The truth is that the ANC faces not only the Zuma-Magashule-Malema complex of insider-inspired opposition but multiple liberal order proxy groups, and the comprehensive costs of fighting this election on all fronts are becoming too high. The moral high ground which compensated it has been (self) liquidated by investigation reports on corruption and state capture, the trust deficit with RSA's economic establishment, mistrust by the global liberal orders nexus of western countries, and service delivery dysfunctions such as electricity and water shedding. 

 

What is to be done 

 

A casual diagnosis of what has pushed Zuma this far is the loss of legacy and marginalisation from what he considers his political home.
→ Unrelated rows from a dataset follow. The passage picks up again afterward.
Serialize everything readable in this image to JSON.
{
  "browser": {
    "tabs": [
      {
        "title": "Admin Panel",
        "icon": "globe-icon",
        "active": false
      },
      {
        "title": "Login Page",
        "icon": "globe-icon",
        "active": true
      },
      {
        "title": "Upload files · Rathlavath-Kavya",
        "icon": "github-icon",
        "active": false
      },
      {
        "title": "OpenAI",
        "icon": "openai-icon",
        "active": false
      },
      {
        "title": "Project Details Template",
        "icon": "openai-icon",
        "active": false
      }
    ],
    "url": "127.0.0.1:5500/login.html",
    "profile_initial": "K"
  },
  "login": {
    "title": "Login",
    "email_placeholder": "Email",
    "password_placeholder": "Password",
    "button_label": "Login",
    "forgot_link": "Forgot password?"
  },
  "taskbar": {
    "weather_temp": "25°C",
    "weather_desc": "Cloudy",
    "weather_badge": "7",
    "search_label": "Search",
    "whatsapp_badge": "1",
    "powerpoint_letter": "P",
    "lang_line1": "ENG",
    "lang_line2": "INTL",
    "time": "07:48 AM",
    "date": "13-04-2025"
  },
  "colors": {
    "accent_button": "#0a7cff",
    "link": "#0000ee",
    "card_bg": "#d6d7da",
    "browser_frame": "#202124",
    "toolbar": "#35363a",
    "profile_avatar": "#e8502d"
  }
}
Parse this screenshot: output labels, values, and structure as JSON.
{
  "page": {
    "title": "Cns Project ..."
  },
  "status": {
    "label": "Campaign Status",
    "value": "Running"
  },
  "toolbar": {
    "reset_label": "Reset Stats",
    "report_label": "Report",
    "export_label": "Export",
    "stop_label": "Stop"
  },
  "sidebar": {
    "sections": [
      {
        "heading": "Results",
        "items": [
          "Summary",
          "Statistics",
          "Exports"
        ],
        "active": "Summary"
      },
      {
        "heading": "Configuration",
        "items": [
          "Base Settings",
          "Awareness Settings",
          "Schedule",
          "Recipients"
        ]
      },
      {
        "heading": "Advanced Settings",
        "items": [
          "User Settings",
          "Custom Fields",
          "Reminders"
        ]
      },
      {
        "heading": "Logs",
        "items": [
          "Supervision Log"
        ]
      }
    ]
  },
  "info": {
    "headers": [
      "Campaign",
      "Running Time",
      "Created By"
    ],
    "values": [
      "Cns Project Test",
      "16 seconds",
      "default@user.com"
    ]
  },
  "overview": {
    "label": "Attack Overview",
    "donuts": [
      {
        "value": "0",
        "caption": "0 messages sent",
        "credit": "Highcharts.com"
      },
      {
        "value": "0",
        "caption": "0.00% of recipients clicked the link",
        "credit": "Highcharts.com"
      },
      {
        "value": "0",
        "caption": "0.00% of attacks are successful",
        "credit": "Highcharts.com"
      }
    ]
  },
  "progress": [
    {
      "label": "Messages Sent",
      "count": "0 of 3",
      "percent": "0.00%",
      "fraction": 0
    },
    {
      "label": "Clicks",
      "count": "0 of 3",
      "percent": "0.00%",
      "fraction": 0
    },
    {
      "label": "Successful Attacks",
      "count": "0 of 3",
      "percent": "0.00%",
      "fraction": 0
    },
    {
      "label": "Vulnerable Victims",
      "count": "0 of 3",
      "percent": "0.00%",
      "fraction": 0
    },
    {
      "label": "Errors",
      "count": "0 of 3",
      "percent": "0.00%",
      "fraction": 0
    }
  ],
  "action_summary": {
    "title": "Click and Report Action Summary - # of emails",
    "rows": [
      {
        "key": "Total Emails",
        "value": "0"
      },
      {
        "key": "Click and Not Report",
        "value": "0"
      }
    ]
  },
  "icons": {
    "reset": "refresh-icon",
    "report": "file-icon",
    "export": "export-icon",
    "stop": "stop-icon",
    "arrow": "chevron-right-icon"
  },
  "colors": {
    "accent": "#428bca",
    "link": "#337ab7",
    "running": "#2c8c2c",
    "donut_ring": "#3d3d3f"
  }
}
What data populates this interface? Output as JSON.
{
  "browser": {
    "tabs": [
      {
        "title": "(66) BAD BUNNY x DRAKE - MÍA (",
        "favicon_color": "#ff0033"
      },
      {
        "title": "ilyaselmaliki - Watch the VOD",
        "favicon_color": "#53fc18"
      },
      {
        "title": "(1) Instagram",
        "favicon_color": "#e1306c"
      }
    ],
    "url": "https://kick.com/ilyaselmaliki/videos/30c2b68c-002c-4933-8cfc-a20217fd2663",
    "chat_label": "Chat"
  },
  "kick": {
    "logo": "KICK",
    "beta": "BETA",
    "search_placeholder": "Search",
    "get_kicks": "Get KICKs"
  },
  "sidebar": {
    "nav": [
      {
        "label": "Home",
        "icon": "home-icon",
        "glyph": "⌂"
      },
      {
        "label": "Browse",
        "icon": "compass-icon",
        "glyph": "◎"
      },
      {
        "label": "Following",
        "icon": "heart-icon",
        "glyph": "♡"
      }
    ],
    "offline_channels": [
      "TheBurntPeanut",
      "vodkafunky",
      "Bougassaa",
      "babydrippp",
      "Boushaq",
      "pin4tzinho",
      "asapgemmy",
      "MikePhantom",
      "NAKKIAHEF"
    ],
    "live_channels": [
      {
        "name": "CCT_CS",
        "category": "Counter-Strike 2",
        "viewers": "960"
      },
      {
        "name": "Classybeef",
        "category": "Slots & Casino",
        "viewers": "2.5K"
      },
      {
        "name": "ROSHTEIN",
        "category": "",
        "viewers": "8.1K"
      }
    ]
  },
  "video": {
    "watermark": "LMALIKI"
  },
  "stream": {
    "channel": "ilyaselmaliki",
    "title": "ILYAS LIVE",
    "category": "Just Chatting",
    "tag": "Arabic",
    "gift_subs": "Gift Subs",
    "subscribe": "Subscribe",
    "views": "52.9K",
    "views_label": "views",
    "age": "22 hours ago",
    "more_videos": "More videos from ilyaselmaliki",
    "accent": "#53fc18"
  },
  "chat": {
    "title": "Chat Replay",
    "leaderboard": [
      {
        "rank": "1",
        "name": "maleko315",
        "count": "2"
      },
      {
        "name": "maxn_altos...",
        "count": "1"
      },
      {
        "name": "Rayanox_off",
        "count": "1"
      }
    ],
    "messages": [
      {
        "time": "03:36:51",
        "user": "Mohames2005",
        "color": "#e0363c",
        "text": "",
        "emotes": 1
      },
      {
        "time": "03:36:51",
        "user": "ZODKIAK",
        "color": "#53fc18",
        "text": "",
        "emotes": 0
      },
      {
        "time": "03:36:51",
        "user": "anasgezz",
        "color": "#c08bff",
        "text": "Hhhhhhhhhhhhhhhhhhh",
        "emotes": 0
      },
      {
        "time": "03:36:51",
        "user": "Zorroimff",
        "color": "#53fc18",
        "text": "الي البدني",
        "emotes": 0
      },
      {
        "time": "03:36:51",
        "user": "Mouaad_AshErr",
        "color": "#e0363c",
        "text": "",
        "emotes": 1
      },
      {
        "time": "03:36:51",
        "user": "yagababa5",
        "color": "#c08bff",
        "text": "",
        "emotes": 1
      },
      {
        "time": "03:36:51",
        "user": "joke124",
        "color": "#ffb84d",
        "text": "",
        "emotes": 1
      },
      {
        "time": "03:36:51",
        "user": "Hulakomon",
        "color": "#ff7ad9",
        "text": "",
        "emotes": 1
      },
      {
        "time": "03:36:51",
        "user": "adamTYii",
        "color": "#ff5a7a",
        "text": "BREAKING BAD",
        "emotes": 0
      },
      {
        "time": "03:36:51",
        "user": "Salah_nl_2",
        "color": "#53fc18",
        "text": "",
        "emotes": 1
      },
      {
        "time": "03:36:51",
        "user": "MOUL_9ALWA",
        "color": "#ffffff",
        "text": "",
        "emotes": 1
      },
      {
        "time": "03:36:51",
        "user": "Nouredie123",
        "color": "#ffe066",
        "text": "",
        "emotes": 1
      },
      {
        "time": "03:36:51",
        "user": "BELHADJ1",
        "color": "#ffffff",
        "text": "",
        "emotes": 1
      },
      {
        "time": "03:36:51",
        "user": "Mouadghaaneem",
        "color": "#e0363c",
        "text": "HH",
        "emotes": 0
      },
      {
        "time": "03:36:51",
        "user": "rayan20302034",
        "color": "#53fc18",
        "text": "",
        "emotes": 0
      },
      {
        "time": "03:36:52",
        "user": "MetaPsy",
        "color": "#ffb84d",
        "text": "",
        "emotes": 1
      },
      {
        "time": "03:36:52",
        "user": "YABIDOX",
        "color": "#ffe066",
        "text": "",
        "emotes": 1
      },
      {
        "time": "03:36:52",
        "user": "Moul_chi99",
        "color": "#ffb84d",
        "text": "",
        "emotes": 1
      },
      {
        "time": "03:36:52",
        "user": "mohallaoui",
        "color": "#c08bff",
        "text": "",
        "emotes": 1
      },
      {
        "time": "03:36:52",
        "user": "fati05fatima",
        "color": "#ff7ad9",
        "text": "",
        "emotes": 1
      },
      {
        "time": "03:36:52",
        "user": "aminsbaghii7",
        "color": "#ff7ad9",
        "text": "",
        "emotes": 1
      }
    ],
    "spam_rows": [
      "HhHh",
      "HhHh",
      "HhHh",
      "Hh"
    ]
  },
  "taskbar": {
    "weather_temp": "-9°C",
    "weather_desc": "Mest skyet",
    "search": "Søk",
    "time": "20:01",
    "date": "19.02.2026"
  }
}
Second to his surname as something to defend, including through the Samsonian method of pulling down the pillars and dying with everyone, is his ANC legacy or the ANC itself. This is a unique opportunity to be seized and broker a 'save-the-ANC' beyond the incumbent's program. The in-ANC divisions and palace wars have little if anything, to do with its policies but more to do with the geopolitical, business, and personal interests of those nodes of the conflict. By creating voter-defined and vote-counting quantified political capital, Zuma will demand a ceasefire from the invisible to society snippers assigned to finish his fragile legacy. The effortless manner in which the MK leader, Khumalo, was allegedly purchased or captured indicates what is inside the party as a grievance. This opening creates space for a merger of MK back into the ANC. CUT!!!